L'excès de confiance a également causé la perte de Bill Miller, un gestionnaire de fonds américain à succès. Son fonds Legg Mason Capital Management Value Trust a surpassé l'indice S&P 500 chaque année de 1990 à 2005. Miller était un investisseur axé sur la valeur qui osait miser gros sur des entreprises sous-évaluées dotées de solides modèles économiques. Mais dans les années qui ont précédé la crise financière de 2007-2008, il a parié à tort que le secteur immobilier et le secteur financier, qui étaient déjà sous pression à l'époque, ne baisseraient pas davantage. Cela lui a été fatal. En 2008, son fonds a perdu 55 %.
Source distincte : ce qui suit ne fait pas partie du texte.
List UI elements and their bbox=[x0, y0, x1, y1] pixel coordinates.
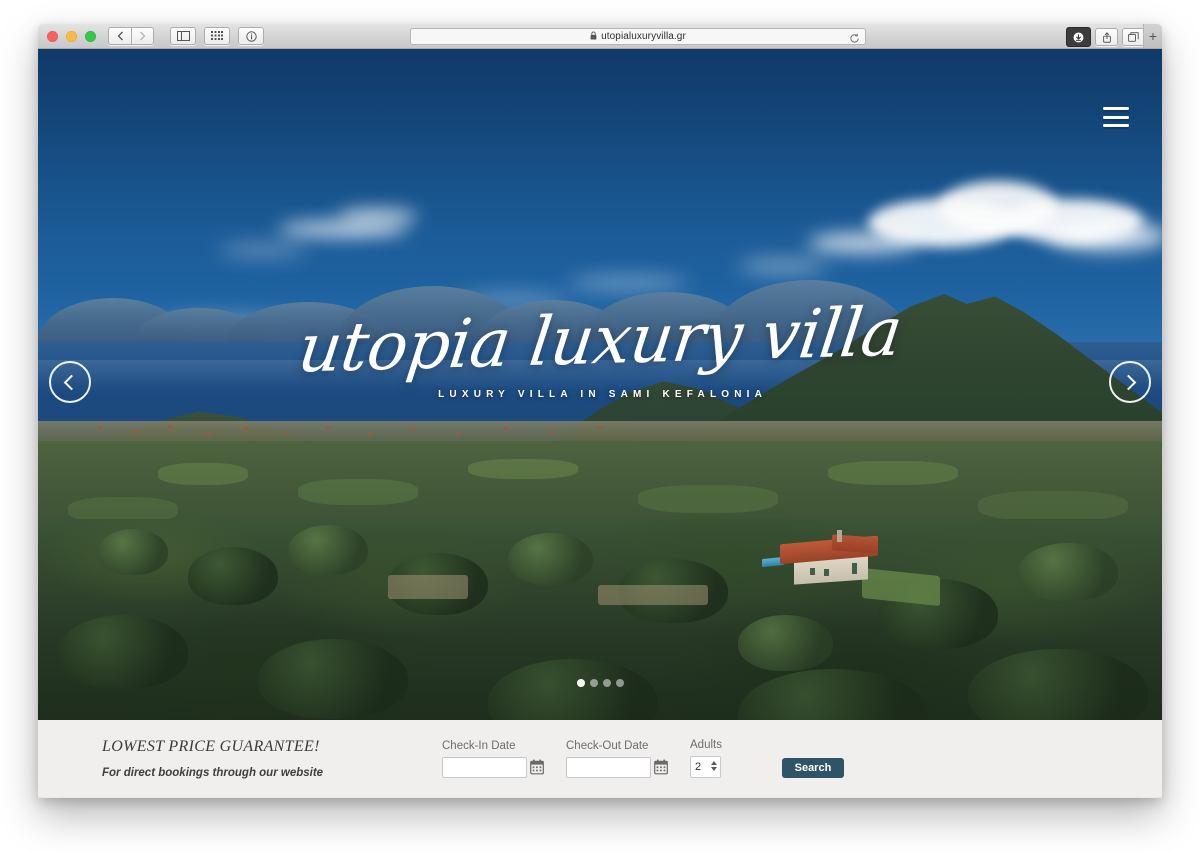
back-button[interactable] bbox=[108, 27, 131, 45]
address-bar[interactable]: utopialuxuryvilla.gr bbox=[410, 28, 866, 45]
promo-subtitle: For direct bookings through our website bbox=[102, 767, 324, 779]
show-tabs-button[interactable] bbox=[1122, 28, 1145, 46]
reload-icon bbox=[850, 33, 859, 43]
close-button[interactable] bbox=[47, 30, 58, 42]
search-button[interactable]: Search bbox=[781, 758, 844, 778]
promo-title: LOWEST PRICE GUARANTEE! bbox=[102, 738, 320, 755]
top-sites-button[interactable] bbox=[204, 27, 230, 45]
adults-group: Adults 2 bbox=[690, 739, 722, 778]
grid-icon bbox=[211, 31, 223, 40]
cloud bbox=[278, 221, 408, 237]
tabs-icon bbox=[1128, 32, 1139, 42]
cloud bbox=[1048, 221, 1162, 251]
download-icon bbox=[1073, 32, 1084, 42]
forward-button[interactable] bbox=[131, 27, 154, 45]
cloud bbox=[218, 245, 308, 255]
screen: utopialuxuryvilla.gr + utopia luxury vil… bbox=[0, 0, 1200, 851]
calendar-icon[interactable] bbox=[530, 759, 544, 780]
hamburger-menu-icon[interactable] bbox=[1103, 107, 1129, 127]
chevron-left-icon bbox=[63, 374, 80, 390]
adults-label: Adults bbox=[690, 739, 722, 751]
adults-input[interactable]: 2 bbox=[690, 756, 721, 778]
booking-fields: Check-In Date Check-Out Date Adults 2 Se… bbox=[442, 739, 844, 778]
browser-toolbar: utopialuxuryvilla.gr + bbox=[38, 24, 1162, 49]
sidebar-icon bbox=[176, 31, 190, 41]
carousel-dot-2[interactable] bbox=[589, 679, 598, 687]
minimize-button[interactable] bbox=[66, 30, 77, 42]
chevron-left-icon bbox=[117, 31, 123, 41]
spinner-down-icon[interactable] bbox=[711, 767, 717, 771]
cloud bbox=[338, 209, 418, 223]
carousel-dot-4[interactable] bbox=[615, 679, 624, 687]
url-text: utopialuxuryvilla.gr bbox=[601, 30, 686, 42]
checkin-label: Check-In Date bbox=[442, 740, 516, 752]
chevron-right-icon bbox=[1120, 374, 1137, 390]
checkout-input[interactable] bbox=[566, 757, 651, 778]
cloud bbox=[808, 233, 918, 253]
sidebar-button[interactable] bbox=[170, 27, 196, 45]
calendar-icon[interactable] bbox=[654, 759, 668, 780]
downloads-button[interactable] bbox=[1066, 27, 1091, 47]
adults-value: 2 bbox=[695, 761, 702, 773]
maximize-button[interactable] bbox=[85, 30, 96, 42]
carousel-next-button[interactable] bbox=[1109, 361, 1151, 403]
reader-info-button[interactable] bbox=[238, 27, 264, 45]
share-button[interactable] bbox=[1095, 28, 1118, 46]
new-tab-button[interactable]: + bbox=[1143, 24, 1162, 48]
carousel-dots bbox=[38, 679, 1162, 687]
info-icon bbox=[245, 30, 257, 42]
toolbar-right-buttons bbox=[1066, 27, 1145, 47]
web-page: utopia luxury villa LUXURY VILLA IN SAMI… bbox=[38, 49, 1162, 797]
foreground-forest bbox=[38, 519, 1162, 720]
navigation-buttons bbox=[108, 27, 158, 45]
carousel-dot-3[interactable] bbox=[602, 679, 611, 687]
share-icon bbox=[1102, 31, 1111, 43]
lock-icon bbox=[590, 31, 597, 43]
reload-button[interactable] bbox=[849, 31, 860, 49]
booking-bar: LOWEST PRICE GUARANTEE! For direct booki… bbox=[38, 720, 1162, 797]
hero-slider: utopia luxury villa LUXURY VILLA IN SAMI… bbox=[38, 49, 1162, 720]
checkin-group: Check-In Date bbox=[442, 740, 546, 778]
checkout-label: Check-Out Date bbox=[566, 740, 649, 752]
carousel-dot-1[interactable] bbox=[576, 679, 585, 687]
chevron-right-icon bbox=[140, 31, 146, 41]
promo-block: LOWEST PRICE GUARANTEE! For direct booki… bbox=[102, 738, 442, 779]
checkout-group: Check-Out Date bbox=[566, 740, 670, 778]
browser-window: utopialuxuryvilla.gr + utopia luxury vil… bbox=[38, 24, 1162, 798]
checkin-input[interactable] bbox=[442, 757, 527, 778]
window-controls bbox=[47, 30, 96, 42]
address-text: utopialuxuryvilla.gr bbox=[590, 31, 686, 43]
carousel-prev-button[interactable] bbox=[49, 361, 91, 403]
spinner-up-icon[interactable] bbox=[711, 761, 717, 765]
number-spinner[interactable] bbox=[711, 761, 717, 771]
Un autre danger se profile lorsque le fonds d'un gestionnaire devient trop important, l'empêchant ainsi d'appliquer sa stratégie de la même manière. Bill Gross a été pendant des années le plus grand gestionnaire obligataire au monde. Son Total Return Fund a systématiquement surperformé ses concurrents. Mais en 2011, il a perdu son trône en raison de mauvaises performances. Gross a déclaré que son fonds avait été victime de sa taille. Il a finalement quitté Pimco pour rejoindre Janus, où il n'a plus fait parler de lui.
Les succès passés n'offrent donc aucune garantie pour l'avenir. Même avec des fonds primés, vous n'avez aucune garantie absolue de succès futur. Mais en optant pour un fonds doté d'une philosophie d'investissement cohérente et d'un historique de performance solide, vous augmentez vos chances. Il est toutefois important de ne pas se reposer sur ses lauriers, mais de suivre l'évolution du fonds au moins une fois par an.
Si une année décevante s'explique clairement, il n'est pas nécessaire de prendre immédiatement des mesures. Mais si un fonds commence à s'écarter de sa philosophie d'investissement, à prendre davantage de risques ou à facturer des frais plus élevés sans raison valable, il est temps d'intervenir. Investir dans des fonds actifs exige donc également une certaine gestion active de la part de l'investisseur. Si vous ne souhaitez pas vous en charger, mieux vaut opter pour un ETF.